In any case, to address your concern you can also simply run the client-side hashed value (which could and should be produced by something like Argon2) through a single round of SHA2.
There are ways to actually add security above SSL but they require a per-session nonce. The most secure versions of these operate on some sort of out-of-band time-scrambling algorithm that's issued to users on an individual basis (usually a dongle) which is basically a nonce that's been pre-arranged a few years in advance, these can (if done correctly) provide all the security of on-demand generated nonces and physical keys combined.
Fixed hashing algorithms add such a negligible amount of security that I'd prefer to avoid them due to the tech debt their existence incurs outweighing their advantage.
They would only be able to screw users by allowing access to their own service if they were forced to provide a salt and only be able to get the hash.
<input type=password salt=687161>
But at html level, everything is possible and this would be hardly possible to enforce, aside from informing the user that they are typing a password into unsecure password field (hard to do, not to be fakeable, too).
It would still be hackable, by bad actors by using a salt of a service they want to get pw for, but that would at least be detectable client side.
If the hash is dynamic, the password has to be stored in plaintext. Kerberos does something like this.

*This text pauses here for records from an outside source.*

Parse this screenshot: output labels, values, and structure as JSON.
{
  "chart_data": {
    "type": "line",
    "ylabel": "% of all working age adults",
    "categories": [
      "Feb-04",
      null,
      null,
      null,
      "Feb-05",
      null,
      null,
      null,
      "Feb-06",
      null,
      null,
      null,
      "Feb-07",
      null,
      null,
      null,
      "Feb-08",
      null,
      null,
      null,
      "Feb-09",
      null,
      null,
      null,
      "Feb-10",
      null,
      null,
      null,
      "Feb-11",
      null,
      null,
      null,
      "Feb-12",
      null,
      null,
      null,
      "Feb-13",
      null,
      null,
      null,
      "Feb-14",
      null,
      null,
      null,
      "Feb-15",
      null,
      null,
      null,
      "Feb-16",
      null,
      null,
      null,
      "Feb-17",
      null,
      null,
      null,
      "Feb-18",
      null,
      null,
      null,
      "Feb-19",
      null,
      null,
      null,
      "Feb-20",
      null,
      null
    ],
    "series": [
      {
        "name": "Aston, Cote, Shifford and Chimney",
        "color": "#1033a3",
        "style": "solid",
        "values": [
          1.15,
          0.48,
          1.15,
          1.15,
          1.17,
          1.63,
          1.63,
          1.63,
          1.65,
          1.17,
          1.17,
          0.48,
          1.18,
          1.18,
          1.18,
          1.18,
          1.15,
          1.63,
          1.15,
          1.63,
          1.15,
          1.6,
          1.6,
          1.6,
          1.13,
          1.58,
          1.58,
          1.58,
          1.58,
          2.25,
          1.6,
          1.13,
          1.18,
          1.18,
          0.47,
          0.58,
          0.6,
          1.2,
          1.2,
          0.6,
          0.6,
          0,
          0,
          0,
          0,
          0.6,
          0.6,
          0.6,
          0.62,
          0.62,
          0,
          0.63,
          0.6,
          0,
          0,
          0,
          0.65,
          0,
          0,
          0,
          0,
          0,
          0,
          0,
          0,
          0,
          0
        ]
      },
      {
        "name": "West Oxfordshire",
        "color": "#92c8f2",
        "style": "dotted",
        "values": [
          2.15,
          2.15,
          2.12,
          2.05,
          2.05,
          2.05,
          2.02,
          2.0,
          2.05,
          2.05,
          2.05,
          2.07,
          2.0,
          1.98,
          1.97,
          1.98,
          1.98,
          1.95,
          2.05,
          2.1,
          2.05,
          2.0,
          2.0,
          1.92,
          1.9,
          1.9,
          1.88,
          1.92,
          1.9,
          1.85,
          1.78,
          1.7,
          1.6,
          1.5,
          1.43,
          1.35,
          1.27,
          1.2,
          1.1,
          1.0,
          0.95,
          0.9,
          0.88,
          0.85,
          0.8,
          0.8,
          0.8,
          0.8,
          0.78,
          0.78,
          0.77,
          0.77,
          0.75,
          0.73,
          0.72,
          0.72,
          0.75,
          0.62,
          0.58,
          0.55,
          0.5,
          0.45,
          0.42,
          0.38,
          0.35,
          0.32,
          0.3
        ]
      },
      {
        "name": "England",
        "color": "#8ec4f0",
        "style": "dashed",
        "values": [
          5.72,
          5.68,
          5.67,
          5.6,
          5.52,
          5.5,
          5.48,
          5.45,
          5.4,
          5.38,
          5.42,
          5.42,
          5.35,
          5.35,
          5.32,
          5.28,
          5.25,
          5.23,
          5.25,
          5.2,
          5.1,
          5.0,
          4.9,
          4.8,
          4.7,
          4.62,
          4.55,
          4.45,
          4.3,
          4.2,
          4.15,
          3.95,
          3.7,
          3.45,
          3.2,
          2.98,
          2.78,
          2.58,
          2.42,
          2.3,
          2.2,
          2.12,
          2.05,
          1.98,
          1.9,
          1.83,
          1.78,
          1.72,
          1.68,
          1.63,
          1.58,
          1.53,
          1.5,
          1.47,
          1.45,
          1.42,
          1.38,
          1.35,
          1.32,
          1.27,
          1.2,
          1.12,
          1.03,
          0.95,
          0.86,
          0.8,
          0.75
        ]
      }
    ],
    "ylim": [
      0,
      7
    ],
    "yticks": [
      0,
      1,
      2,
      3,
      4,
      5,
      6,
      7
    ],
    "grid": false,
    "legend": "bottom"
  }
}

Neither of these are better than the current state of the art. Read up on SRP for a public-key based system that does something like what you want.
Third party data access should go through OAuth, not by sharing passwords to services.
Anything that would prevent the website's server from getting the plaintext password would be good. Salted hash is obviously not a plaintext password and can't be stuffed around to other services.
Now you've just got to call these two:
and if you really want to tweak things you can, but the simple route is moderately secure
The problem is instead that now that the client-side hash is actually the password.
(edit: some people use a "pepper" at the application level and apply it to all passwords, which might be kind of what you're thinking of? Buy you don't need to do this with modern key derivation algorithms. You can if you want, it just doesn't really matter much.)
Edit: though perhaps it's worth noting that it won't force a server to store a password securely, but would facilitate it.